In a large bowl, beat the sugar, eggs, and melted butter well, until pale and smooth. Mix in the vanilla. Sift the flour and baking soda over the butter mixture. Mix, scraping sides of bowl often, until batter is even in consistency. Finally, add the lemon-soaked fennel to the batter, and fold in the lemon zest. Mix until evenly incorporated. Scoop batter into prepared muffin tin, filling cups 1/2 to 2/3 full. Bake for about 15 minutes (begin checking at the 12 minute mark). Cupcakes are ready when their tops are toasty and golden, no longer wet, and a toothpick inserted in the center comes out batter-free.
FOR THE FROSTING:
Stalks of fennel with plenty of leaves
8 oz. cream cheese at room temperature (or cream cheese substitute)

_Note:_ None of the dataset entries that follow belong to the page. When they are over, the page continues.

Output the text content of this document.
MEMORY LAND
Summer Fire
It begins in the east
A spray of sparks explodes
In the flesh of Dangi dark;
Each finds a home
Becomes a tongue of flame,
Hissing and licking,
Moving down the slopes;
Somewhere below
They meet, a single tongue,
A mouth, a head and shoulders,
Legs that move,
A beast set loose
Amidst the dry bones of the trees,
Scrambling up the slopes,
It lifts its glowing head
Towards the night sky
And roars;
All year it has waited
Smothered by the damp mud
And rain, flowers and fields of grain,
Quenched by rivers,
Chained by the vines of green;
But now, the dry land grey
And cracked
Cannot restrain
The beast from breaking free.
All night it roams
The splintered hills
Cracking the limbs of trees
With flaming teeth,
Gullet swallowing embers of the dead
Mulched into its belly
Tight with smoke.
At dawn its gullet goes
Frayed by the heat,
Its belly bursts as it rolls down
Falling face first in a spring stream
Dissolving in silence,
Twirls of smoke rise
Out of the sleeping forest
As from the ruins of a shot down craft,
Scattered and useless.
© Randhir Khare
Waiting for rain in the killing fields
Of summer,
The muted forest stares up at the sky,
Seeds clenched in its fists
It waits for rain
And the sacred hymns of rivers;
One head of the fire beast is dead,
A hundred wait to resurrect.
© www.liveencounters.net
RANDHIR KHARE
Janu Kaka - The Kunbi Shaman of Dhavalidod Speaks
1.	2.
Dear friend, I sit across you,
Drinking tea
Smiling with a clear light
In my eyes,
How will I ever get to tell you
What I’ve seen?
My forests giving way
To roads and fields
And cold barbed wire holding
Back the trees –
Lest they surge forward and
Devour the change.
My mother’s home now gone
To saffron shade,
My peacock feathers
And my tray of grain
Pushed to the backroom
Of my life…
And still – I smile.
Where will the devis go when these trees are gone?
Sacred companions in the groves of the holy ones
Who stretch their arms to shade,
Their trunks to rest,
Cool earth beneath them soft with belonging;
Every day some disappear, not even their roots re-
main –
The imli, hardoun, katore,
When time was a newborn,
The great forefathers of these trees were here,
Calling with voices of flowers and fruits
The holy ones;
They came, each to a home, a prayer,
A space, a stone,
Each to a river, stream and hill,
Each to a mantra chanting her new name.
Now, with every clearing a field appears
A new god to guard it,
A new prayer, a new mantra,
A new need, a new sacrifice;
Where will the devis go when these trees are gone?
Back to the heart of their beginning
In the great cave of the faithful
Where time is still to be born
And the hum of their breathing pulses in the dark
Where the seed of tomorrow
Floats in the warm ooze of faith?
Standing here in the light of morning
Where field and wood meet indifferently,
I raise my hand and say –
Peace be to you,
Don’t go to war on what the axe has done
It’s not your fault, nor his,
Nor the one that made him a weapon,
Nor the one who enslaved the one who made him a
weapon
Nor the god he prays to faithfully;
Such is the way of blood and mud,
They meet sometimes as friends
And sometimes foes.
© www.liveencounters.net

1/3 c. butter at room temperature
1/4 t. vanilla
1/4 t. salt (omit if butter is salted)
1 ¼ c. powdered sugar
Rinse and dry the fennel stalks, then snip the feathery leaves off the ends. (Use any thicker, leafless stalks as you wish; they won’t be part of this recipe.) Very finely mince the wispy fennel leaves until you have 1.5 teaspoons, loosely packed. Set aside. In a large bowl, beat together the cream cheese and butter until smooth and even. Mix in the vanilla bean until evenly incorporated. Sift the powdered sugar and salt over the mixture, then beat, stopping to scrape bowl often. Keep whipping for several minutes to allow frosting to get fluffy. Finally, fold in in the minced fennel fronds with a spoon or spatula, stirring gently until evenly distributed. Refrigerate until ready to use. Pipe or spread frosting onto the cooled cupcakes. Devour immediately, or keep refrigerated and eat within 24 hours.